Yakusho and the Phenomenology of Performance

It would be remiss, in any serious engagement with Perfect Days, to understate the achievement of Kōji Yakusho’s performance, for which he won the Best Actor prize at Cannes in 2023 — a recognition that, given the competition, felt less like a prize than an acknowledgement of something almost beyond competition. Yakusho’s Hirayama is one of those screen performances so thoroughly inhabited that it ceases to register as performance. He does not signal his character’s interiority through the conventional architecture of dramatic acting — the swelling emotion, the explanatory dialogue, the meaningful glance. He simply is, in a way that is both technically extraordinary and philosophically apt, because the argument of the film is precisely that being, fully and attentively, is the hardest and most important thing a person can do.

This is a mode of performance one might call phenomenological realism: acting that does not represent interiority but embodies it, that makes the body itself the site of meaning rather than merely the vehicle for the face’s expressions.

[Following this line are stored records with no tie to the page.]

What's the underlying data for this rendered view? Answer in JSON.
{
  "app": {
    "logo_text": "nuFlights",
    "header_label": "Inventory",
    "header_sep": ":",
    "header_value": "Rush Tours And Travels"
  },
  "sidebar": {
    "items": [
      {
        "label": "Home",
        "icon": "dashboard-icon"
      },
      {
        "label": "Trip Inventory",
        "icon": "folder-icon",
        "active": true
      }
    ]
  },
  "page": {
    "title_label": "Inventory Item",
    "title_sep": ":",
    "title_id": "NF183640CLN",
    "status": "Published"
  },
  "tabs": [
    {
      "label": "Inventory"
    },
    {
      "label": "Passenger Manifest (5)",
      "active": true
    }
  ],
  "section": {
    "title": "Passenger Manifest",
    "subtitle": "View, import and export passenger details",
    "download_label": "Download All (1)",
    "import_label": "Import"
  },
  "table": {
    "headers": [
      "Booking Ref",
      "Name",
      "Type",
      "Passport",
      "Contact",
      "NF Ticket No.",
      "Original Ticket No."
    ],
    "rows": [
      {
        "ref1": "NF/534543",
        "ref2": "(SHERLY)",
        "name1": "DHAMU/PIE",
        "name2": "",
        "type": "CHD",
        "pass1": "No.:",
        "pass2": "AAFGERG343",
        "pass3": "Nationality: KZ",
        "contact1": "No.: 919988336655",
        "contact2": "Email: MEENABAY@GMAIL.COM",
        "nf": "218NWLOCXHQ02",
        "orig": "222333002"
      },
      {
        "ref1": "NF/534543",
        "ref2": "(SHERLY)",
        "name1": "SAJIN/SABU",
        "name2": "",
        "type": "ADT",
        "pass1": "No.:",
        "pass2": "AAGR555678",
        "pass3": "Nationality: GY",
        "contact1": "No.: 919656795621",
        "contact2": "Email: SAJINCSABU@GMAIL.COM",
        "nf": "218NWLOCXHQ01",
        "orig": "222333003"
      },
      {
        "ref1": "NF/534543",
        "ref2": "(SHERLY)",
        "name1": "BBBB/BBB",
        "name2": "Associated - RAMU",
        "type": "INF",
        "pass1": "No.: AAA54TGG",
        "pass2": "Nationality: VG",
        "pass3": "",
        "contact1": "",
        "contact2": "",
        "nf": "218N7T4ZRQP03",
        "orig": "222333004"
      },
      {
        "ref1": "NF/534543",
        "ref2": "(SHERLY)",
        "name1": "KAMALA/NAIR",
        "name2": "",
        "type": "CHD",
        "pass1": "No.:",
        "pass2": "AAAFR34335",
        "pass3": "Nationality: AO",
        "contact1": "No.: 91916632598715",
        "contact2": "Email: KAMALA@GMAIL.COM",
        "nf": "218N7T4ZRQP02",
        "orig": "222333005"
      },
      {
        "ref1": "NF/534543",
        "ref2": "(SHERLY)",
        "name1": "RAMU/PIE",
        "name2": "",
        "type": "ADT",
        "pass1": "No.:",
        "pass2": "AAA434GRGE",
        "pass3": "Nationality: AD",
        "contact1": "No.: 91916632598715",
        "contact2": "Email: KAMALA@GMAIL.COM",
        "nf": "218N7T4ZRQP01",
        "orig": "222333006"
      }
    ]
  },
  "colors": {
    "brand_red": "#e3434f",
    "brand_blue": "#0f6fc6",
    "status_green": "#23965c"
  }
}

Yakusho’s way of wringing out a cleaning cloth, of parking his van with precise and practised care, of looking up at trees — these are not character notes. They are the character. The philosopher Gilbert Ryle warned against what he called the “ghost in the machine” — the Cartesian fantasy of a mind inhabiting a body as a pilot inhabits a plane. Yakusho’s Hirayama has no such division. He is, in every physical movement, entirely himself.


Why Now?

Perfect Days arrives at a peculiar cultural moment. We live, as we are constantly reminded, in an age of distraction: of doom-scrolling and notification alerts and the endless anxiety of the attention economy. The film’s celebration of slowness, of routine, of the radical sufficiency of the present moment, speaks directly to an exhaustion that many in its audience will immediately recognise. And yet the film is careful not to offer Hirayama’s life as a prescription. His choice — and it is, the film gradually makes clear, a chosen life, not merely an inherited one — is arrived at through some private reckoning that the film never fully discloses. It cannot simply be adopted, any more than enlightenment can be downloaded.

What the film offers instead is something more modest and more important: a recalibration of attention. For two hours, it asks us to look at the light coming through leaves, to listen to a cassette tape, to consider the precise and dignified labour of cleaning a public toilet. To take seriously the possibility that this — this ordinary, sufficient, irreplaceable day — might be enough. The question it leaves us with, as Hirayama drives toward work in the dawn light and tears begin, for reasons never specified, to move silently down his face, is not “Is this a good life?” but something harder: “What would it cost me to live one?”

It is a question that most of us, emerging from the cinema into the noise and speed of our ordinary lives, will find ourselves quite unable to answer. Which is precisely the point.


Perfect Days (2023), directed by Wim Wenders. Screenplay by Wim Wenders and Takuma Takasaki. Starring Kōji Yakusho. Winner, Best Actor, Cannes Film Festival 2023.